2. Appealing and urgent subjects. If the subject of the email brings a super lucrative offer or a sense of urgency out of the ordinary, be skeptical. Messages with deadlines, such as a limited time to update your IRS info or only a few hours to get that 90% discount offer, are particularly suspicious. As we already said here in our blog, super lucrative offerings don’t exist. Sorry for saying that.
3. Suspicious sender. The sender's address is something that should always be checked, regardless of the case. Spam usually has a non-standard sender address, with combinations of numbers and letters.
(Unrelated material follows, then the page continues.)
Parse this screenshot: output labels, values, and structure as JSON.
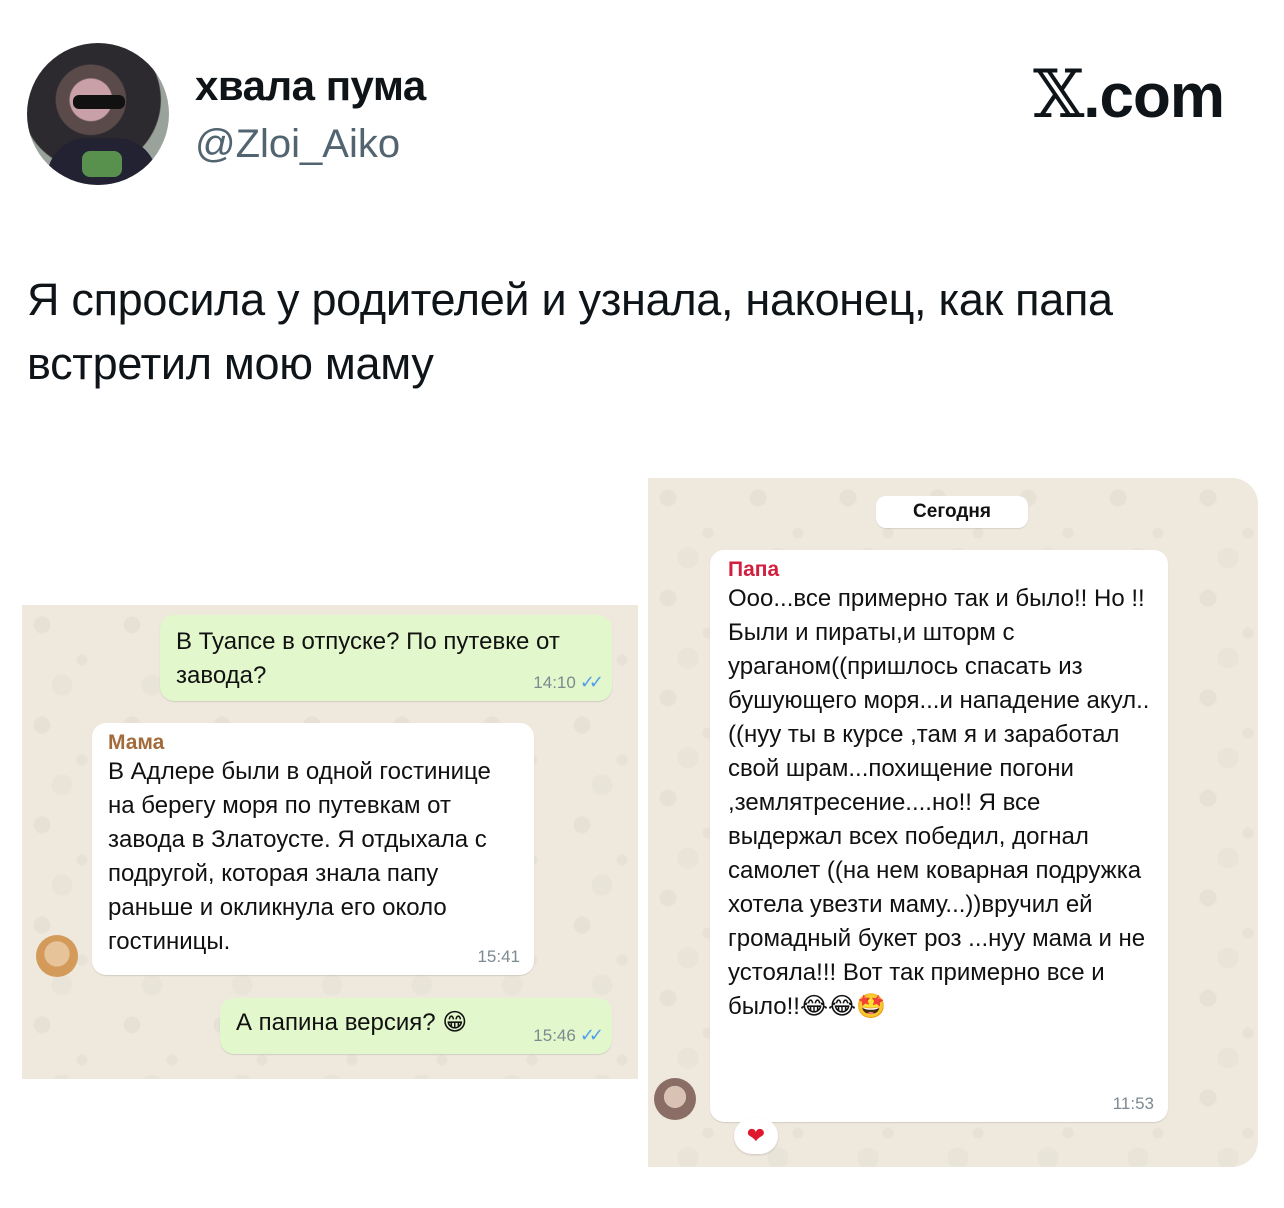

4. Grammar and spelling errors. One of the main signs of spam is grammar and spelling errors in the message. It happens because the spammer, the creator of the spam, often doesn't know your language very well.
5. Strange URLs. Spam is usually stuffed with links. The problem here: if they're malicious URLs, they will redirect you to fake webpages aiming to steal sensitive data or download a weaponized file. In these cases, hover your cursor over the links and examine them. If in doubt, don’t click.
6. Strange attachments. Attachments are also common in spam messages, whether to supposedly present a new clothing catalog or to track a package. It’s forbidden to click on an attachment that you were not expecting.
7. It's not spam. I love this last one. Trying to trick people, some spam messages come with an announcement that says something like: “This message isn’t spam. You’re receiving this email because you have registered on our website”. That’s a nice try… or not!